Alternatively, two separate data sets can be generated for running the local centering procedure with lc_cs_cv. In this case, the size of the first data set can be defined in lc_cs_share and it is used for training a Random Forest, again by applying the RandomForestRegressor method. The predicted and centered outcomes \((\hat{y}_{-i}(X_i))\) and \((\tilde{Y}_i)\), respectively, are computed in the second data set. Finally, this second data set is divided into mutually exclusive data sets for feature selection (optionally), tree building, and effect estimation.

Below, you find a table with a brief description of the relevant keyword arguments for local centering:

Argument

Description

lc_yes

Activates local centering. Default is True

lc_cs_cv

Data for local centering & common support adjustment. True: Crossvalidation. False: Random sample not used for forest building. Default is True.

lc_cs_share

Data for local centering & common support adjustment. Share of trainig data (if lc_cs_cv is False). Default is 0.25.

lc_cs_cv_k

Number of folds in cross-validation (if lc_cs_cv is True). Default is 5.

3.2.1. Example#

from mcf.example_data_functions import example_data
from mcf.mcf_functions import ModifiedCausalForest

# Generate example data using the built-in function `example_data()`
training_df, prediction_df, name_dict = example_data()

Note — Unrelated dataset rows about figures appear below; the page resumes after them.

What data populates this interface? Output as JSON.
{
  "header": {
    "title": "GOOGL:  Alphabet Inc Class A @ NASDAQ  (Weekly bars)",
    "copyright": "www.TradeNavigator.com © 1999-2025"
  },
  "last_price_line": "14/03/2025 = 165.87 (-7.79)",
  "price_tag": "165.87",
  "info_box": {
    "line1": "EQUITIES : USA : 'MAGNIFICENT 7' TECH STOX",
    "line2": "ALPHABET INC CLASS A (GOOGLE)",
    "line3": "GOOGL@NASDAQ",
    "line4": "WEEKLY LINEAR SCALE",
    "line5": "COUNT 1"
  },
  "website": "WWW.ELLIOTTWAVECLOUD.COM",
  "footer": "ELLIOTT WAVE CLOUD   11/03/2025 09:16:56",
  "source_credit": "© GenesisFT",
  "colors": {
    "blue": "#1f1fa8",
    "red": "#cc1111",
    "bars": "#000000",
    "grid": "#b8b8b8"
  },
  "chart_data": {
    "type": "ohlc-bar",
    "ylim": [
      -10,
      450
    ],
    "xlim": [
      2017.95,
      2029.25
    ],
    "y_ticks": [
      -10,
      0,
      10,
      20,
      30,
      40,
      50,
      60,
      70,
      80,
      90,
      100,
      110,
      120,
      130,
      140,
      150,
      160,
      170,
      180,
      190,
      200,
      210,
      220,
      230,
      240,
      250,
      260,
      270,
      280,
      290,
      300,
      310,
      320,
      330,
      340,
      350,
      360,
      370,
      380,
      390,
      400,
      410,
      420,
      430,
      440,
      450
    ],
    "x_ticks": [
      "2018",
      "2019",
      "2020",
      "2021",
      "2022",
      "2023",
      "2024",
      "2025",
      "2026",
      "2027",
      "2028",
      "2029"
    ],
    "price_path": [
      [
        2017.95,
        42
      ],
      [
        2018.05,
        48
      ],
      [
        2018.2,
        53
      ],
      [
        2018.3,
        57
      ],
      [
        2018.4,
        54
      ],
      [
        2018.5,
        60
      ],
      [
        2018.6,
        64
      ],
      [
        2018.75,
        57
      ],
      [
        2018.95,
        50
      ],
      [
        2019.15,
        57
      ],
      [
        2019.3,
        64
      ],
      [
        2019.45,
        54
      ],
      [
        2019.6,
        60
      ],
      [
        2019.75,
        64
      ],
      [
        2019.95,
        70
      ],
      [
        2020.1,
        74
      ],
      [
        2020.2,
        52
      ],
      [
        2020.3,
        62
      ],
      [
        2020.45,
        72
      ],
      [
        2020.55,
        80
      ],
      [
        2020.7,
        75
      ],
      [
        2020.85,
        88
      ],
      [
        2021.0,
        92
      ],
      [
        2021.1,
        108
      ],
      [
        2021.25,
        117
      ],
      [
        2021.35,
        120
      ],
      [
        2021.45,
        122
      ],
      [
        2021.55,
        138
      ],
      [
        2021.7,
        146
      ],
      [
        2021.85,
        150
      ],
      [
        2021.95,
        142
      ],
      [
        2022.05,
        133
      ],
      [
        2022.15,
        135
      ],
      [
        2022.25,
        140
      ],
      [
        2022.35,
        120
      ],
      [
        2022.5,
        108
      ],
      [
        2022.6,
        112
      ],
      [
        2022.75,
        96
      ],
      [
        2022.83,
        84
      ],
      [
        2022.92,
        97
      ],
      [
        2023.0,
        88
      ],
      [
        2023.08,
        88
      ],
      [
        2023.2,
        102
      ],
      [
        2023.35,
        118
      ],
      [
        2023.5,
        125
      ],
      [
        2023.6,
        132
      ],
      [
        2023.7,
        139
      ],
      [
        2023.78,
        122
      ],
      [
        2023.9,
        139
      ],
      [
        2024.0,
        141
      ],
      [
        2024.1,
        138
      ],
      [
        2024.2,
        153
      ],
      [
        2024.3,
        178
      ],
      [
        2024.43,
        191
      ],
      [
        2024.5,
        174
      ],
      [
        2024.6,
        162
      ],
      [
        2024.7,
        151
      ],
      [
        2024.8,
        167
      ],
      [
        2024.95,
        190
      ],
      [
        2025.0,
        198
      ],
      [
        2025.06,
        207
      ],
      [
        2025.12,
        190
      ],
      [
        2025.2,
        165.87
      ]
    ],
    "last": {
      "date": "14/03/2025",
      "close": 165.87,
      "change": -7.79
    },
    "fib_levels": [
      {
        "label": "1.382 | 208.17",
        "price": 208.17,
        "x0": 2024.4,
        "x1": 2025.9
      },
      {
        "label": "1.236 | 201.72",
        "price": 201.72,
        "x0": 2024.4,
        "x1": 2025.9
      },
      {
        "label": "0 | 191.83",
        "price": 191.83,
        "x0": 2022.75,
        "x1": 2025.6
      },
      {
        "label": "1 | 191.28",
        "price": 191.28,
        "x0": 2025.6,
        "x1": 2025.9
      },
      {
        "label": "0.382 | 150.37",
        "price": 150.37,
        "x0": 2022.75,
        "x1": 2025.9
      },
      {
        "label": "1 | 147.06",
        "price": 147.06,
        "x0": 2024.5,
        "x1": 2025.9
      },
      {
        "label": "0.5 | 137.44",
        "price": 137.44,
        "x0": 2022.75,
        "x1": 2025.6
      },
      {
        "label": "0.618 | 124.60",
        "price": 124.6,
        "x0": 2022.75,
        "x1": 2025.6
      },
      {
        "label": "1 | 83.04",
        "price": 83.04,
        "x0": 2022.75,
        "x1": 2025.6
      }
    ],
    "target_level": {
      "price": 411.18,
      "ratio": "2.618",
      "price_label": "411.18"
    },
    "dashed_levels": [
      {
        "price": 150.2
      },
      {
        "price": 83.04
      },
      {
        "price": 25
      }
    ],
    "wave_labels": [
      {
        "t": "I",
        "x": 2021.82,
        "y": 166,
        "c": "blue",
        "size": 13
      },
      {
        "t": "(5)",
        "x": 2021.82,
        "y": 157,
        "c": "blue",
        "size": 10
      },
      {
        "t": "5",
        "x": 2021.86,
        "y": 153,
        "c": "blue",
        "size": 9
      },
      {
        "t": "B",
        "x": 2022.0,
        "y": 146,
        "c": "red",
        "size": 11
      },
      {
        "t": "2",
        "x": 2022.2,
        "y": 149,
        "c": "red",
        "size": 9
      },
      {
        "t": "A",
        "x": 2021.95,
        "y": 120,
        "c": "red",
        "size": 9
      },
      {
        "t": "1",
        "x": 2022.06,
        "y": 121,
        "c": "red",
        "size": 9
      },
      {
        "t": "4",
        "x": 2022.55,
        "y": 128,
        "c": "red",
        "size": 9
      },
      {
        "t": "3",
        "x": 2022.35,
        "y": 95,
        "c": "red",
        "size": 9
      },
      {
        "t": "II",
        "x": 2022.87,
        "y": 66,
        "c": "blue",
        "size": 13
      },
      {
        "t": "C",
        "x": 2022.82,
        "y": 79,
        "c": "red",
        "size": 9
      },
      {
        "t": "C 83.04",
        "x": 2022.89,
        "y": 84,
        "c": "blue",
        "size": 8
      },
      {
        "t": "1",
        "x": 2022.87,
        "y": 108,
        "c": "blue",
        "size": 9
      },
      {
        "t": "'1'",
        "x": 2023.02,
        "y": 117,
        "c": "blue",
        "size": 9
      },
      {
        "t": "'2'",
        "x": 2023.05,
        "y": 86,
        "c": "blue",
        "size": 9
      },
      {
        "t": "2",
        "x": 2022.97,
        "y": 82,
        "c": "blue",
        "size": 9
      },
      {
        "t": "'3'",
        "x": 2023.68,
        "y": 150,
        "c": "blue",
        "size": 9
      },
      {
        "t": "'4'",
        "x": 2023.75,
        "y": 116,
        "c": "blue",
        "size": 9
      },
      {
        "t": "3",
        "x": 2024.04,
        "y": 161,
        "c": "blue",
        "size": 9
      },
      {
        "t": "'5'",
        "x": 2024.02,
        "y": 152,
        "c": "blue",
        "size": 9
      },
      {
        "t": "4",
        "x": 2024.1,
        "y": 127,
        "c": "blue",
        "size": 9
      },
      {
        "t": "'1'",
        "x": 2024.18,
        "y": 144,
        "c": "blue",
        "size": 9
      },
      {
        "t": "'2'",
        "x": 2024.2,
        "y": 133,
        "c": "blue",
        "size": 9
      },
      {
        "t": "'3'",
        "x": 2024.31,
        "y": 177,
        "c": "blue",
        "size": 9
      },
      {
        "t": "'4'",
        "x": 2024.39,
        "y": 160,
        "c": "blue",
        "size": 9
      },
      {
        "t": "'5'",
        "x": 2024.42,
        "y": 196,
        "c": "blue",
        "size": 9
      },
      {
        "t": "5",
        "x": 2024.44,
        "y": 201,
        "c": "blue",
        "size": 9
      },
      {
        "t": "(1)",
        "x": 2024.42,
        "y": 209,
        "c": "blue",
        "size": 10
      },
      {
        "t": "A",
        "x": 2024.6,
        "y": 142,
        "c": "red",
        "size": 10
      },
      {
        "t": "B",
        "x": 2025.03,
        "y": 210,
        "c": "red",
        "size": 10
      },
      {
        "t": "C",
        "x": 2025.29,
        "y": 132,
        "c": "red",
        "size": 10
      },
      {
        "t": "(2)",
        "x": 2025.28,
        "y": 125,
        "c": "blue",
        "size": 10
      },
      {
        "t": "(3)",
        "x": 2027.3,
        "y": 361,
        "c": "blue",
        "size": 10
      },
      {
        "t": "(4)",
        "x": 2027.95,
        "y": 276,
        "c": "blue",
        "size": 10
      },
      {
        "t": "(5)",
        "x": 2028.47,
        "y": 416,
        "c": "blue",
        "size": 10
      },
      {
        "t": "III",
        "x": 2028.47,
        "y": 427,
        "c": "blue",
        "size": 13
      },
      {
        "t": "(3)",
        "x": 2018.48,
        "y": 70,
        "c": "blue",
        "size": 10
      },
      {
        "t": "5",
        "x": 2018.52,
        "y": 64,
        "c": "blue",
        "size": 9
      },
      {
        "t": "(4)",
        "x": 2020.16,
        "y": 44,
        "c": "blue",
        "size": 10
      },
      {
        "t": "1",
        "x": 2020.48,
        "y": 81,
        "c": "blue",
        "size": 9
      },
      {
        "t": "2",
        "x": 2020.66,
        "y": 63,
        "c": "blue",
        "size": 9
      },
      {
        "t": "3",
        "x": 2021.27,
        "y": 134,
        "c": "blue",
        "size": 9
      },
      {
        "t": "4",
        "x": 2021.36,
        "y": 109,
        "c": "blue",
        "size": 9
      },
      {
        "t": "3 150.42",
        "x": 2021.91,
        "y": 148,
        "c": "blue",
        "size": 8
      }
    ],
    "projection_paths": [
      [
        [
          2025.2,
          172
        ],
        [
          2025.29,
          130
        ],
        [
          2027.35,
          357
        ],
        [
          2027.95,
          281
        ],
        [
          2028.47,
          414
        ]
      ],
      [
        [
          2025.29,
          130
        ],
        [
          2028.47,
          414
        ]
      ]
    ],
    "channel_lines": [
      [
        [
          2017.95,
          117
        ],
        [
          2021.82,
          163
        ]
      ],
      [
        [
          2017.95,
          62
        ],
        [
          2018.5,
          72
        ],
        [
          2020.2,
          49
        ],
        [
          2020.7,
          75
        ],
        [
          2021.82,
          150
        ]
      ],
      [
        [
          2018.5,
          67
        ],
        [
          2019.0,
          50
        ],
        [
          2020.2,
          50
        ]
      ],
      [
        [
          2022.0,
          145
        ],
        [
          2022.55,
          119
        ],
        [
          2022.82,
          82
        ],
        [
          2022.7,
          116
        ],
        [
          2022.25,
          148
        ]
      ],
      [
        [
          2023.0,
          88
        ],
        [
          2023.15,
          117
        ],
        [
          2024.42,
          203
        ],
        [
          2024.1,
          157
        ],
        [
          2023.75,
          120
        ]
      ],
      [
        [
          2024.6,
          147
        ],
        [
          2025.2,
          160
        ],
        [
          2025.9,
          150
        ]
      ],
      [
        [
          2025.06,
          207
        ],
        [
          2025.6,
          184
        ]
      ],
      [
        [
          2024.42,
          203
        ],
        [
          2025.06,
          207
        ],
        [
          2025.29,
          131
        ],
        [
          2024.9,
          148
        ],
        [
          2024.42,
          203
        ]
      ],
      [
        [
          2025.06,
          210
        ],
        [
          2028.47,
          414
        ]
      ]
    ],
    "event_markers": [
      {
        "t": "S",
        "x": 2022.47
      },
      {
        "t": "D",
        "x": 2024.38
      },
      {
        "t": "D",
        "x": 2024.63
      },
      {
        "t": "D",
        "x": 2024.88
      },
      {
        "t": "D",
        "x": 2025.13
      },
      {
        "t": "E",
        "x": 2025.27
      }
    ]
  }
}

my_mcf = ModifiedCausalForest(
    var_y_name="outcome",
    var_d_name="treat",
    var_x_name_ord=["x_cont0", "x_cont1", "x_ord1"],
    # Activates local centering
    lc_yes = True,
    # Data for local centering & common support adjustment by crossvalidation
    lc_cs_cv = True,
    # Number of folds in cross-validation
    lc_cs_cv_k = 5
)

my_mcf.train(training_df)
results, _ = my_mcf.predict(prediction_df)